Cambridge Encyclopedia :: Cambridge Encyclopedia Vol. 39

Jean Sylvain Bailly - Biography

Astronomer and politician, born in Paris, France. He studied Halley's comet and the satellites of Jupiter, later writing his great Histoire de l'astronomie (1775–87). As president of the National Assembly and Mayor of Paris (1789–91) during the Revolution in 1789, he conducted himself with great integrity, but lost his popularity by allowing the National Guard to fire on anti-royalist crowds. He withdrew from public affairs but was guillotined.

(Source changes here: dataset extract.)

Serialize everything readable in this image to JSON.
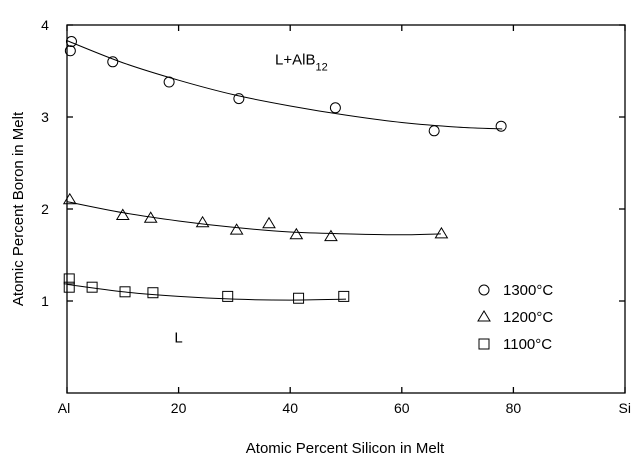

Jean-Sylvain Bailly (September 15, 1736–November 12, 1793) was a French astronomer and orator, one of the leaders of the early part of the French Revolution.

Biography

Born at Paris, he was originally intended for the profession of a painter, but preferred writing tragedies, until attracted to science by the influence of Nicolas de Lacaille. His Essai sur la theorie des satellites de Jupiter (Essay on the theory of the satellites of Jupiter, 1766), an expansion of a memoir presented to the Academy in 1763, showed much original power; and it was followed up in 1771 by a noteworthy dissertation Sur les inegalites de la lumiere des satellites de Jupiter (On the inequalities of light of the satellites of Jupiter). he was admitted to the Académie française on February 26, 1784, and to the Académie des Inscriptions in 1785, when Bernard le Bovier de Fontenelle's simultaneous membership of all three Academies was renewed in him. From then on, he devoted himself to the history of science, publishing successively: Histoire de l'astronomie ancienne (A history of ancient astronomy, 1775); Histoire de l'astronomie moderne (A history of modern astronomy, 3 vols., 1779-1782); and Traite de l'astronomie indienne et orientale (A treatise on Indian and Oriental astronomy, 1787). Elected deputy from Paris to the Estates-General, he was elected president of the Third Estate (May 5, 1789), led the famous proceedings in the Tennis Court(June 20), and - immediately after the storming of the Bastille - became the first mayor of Paris under the newly adopted system of the Commune (July 15, 1789 to November 16, 1791). The dispersal by the National Guard, under his orders, of the riotous assembly in the Champ de Mars (July 17, 1791) made him unpopular, and he retired to Nantes, where he composed his Mémoires d'un témoin (published in 3 vols. Late in 1793, Bailly quitted Nantes to join his friend Pierre Simon Laplace at Melun, but was there recognized, arrested and brought (November 10) before the Revolutionary Tribunal at Paris.